あの夜、一人暮らしの菅さんは、「ダーン」という轟音(ごうおん)で跳び起きた。間もなく地震のような激しい横揺れが起き、外に飛び出すと、膝の高さまで泥で埋まっていた。
懐中電灯を手に、一軒一軒に声をかけたが、階下の女性(68)から返事がない。他の住民とともに家の中の様子をうかがうと天井まで土砂で埋まっていた。その後、発見されたが、すでに亡くなっていた。「助けられんでごめんね」。女性の部屋の前で手を合わせ、叫んだ。
避難所では、別の被災者と一つのマットを分け合って寝泊まりした。ふさぎ込む被災者を見つけては、手を握り、「福がきますように」と励ました。

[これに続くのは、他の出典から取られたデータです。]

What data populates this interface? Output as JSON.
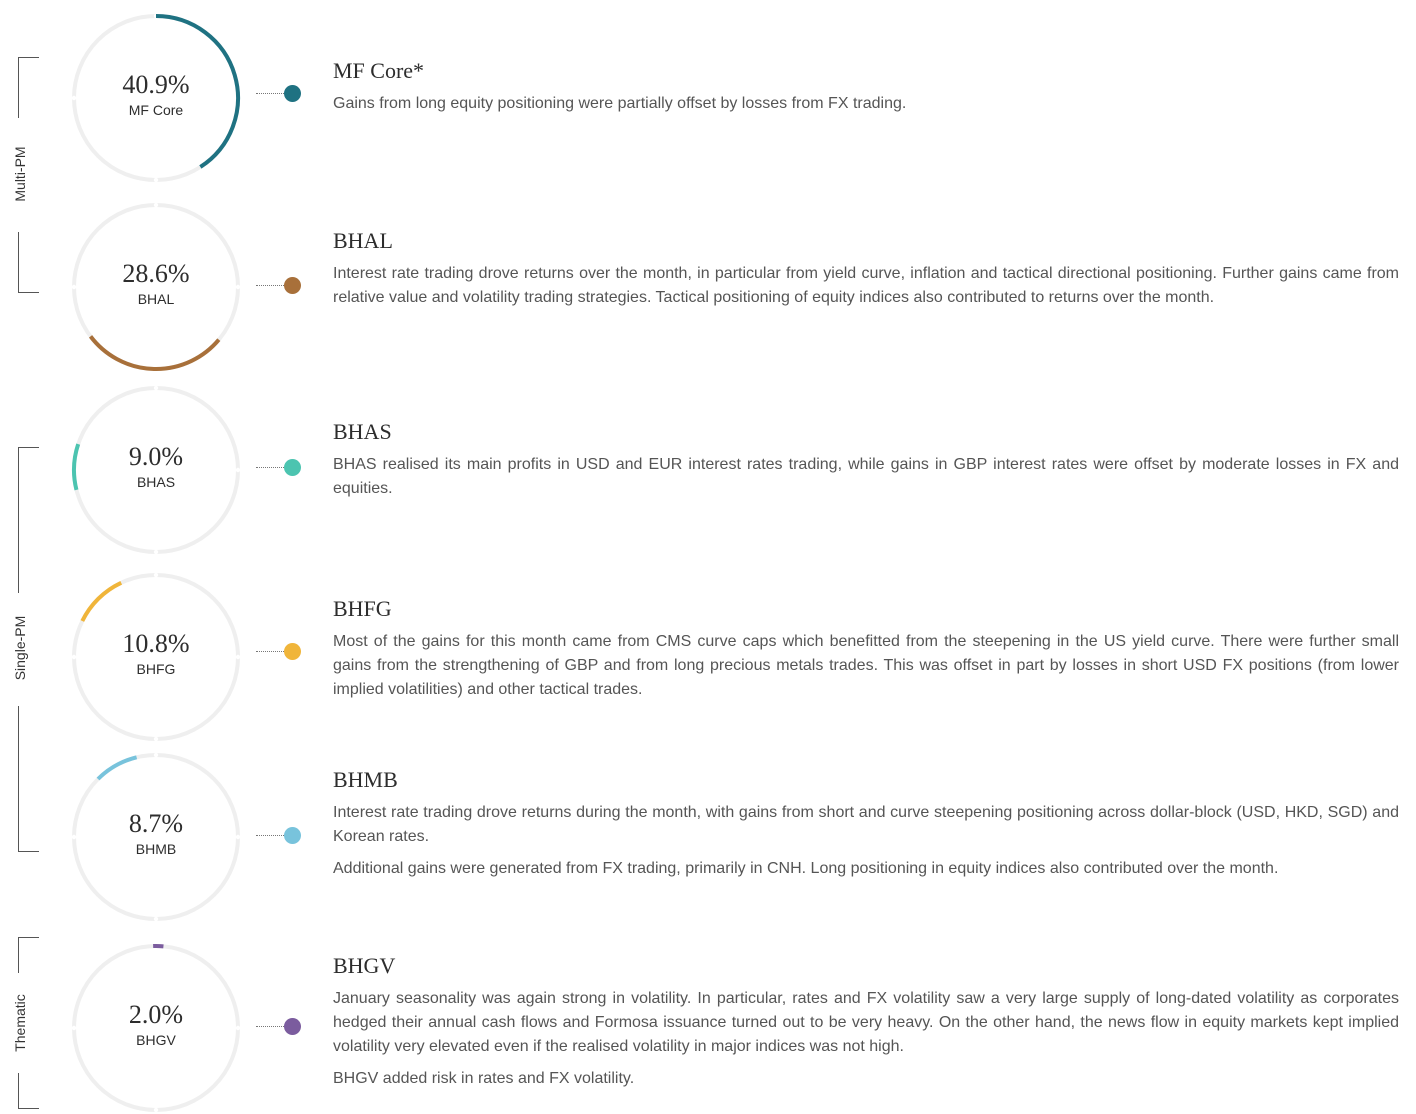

8月28日、被災者向け住宅への入居が決まった。市中心部にある高層住宅。県営住宅には30年近く住み、近所の人とも気心が知れる関係になっていた。離ればなれになることや、あわただしい街中での生活に不安もあったが、心配する娘に説得されて決心した。
「生かされたんじゃけえ、一生懸命生きていかんといけん」
ついこの前まで涼しい風を送ってくれた山が懐かしくもあり、恐ろしくもある。いつか戻り、原爆投下後の復興のシンボルになったキョウチクトウの苗木を植え、赤い花を咲かせたいと思っている。